Catatan Dari Buru Selatan Oleh: Rudy Rahabeat, Pebelajar Antropologi

oleh
oleh
Rudy Rahabeat

Otonomi daerah diniatkan untuk mengatasi kesenjangan (disparitas) antar wilayah dan mempercepat kesejahteraan sosial. Fakta membuktikan, masih butuh jalan panjang dan nafas panjang untuk mewujudkan niat mulia itu dalam spirit moto lolik laden fedak fena, satukan hati membangun negeri.
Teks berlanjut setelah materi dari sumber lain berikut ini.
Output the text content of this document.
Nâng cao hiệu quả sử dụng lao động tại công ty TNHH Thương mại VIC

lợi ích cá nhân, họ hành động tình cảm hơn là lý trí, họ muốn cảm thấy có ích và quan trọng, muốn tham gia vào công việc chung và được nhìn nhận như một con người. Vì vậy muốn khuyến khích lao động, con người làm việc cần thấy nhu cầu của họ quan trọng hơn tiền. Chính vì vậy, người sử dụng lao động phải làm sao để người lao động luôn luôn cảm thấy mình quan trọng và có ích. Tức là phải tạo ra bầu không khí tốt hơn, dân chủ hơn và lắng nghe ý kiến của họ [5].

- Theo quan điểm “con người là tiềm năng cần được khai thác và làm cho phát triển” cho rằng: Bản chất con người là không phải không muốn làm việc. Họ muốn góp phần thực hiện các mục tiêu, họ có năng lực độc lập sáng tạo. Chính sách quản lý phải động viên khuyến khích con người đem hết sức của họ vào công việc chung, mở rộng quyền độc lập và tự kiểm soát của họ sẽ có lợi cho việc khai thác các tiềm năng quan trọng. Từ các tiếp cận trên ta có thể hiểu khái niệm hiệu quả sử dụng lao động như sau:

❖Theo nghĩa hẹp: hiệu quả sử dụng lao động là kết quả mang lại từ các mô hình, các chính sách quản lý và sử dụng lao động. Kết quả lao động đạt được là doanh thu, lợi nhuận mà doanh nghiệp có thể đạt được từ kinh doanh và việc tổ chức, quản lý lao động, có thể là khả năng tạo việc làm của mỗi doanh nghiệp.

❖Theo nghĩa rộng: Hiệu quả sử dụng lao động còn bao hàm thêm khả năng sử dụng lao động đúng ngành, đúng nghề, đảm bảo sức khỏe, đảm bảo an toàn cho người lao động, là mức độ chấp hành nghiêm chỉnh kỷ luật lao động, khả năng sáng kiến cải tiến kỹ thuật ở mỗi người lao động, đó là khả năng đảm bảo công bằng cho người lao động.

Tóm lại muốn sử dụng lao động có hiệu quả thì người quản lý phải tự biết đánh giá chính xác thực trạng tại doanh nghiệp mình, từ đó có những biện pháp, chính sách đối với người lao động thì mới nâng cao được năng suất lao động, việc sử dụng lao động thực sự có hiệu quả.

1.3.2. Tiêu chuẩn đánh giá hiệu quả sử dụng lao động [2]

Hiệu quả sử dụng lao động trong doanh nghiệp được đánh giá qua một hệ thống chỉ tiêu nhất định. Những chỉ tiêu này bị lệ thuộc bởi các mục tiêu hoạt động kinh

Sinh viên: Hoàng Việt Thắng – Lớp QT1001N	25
Kabupaten Buru Selatan terbentuk 21 Juli 2008 dengan ibukota Namrole. 16 tahun yang lalu ada semangat dan tekad yang membumbung tinggi untuk mewujudkan Buru Selatan maju dan sejahtera. Pemerintah dan masyarakat terus berjuang bahu membahu, walau kita sama tahu mantan Bupati Buru Selatan akhirnya masuk penjara. Semua ini menjadi jejak sejarah sekaligus pengalaman berharga bagi pemimpin saat ini dan ke depan menegaskan komitmen dan konsistensi membawa Buru Selatan kepada masa depan yang cerah, bukan gelap.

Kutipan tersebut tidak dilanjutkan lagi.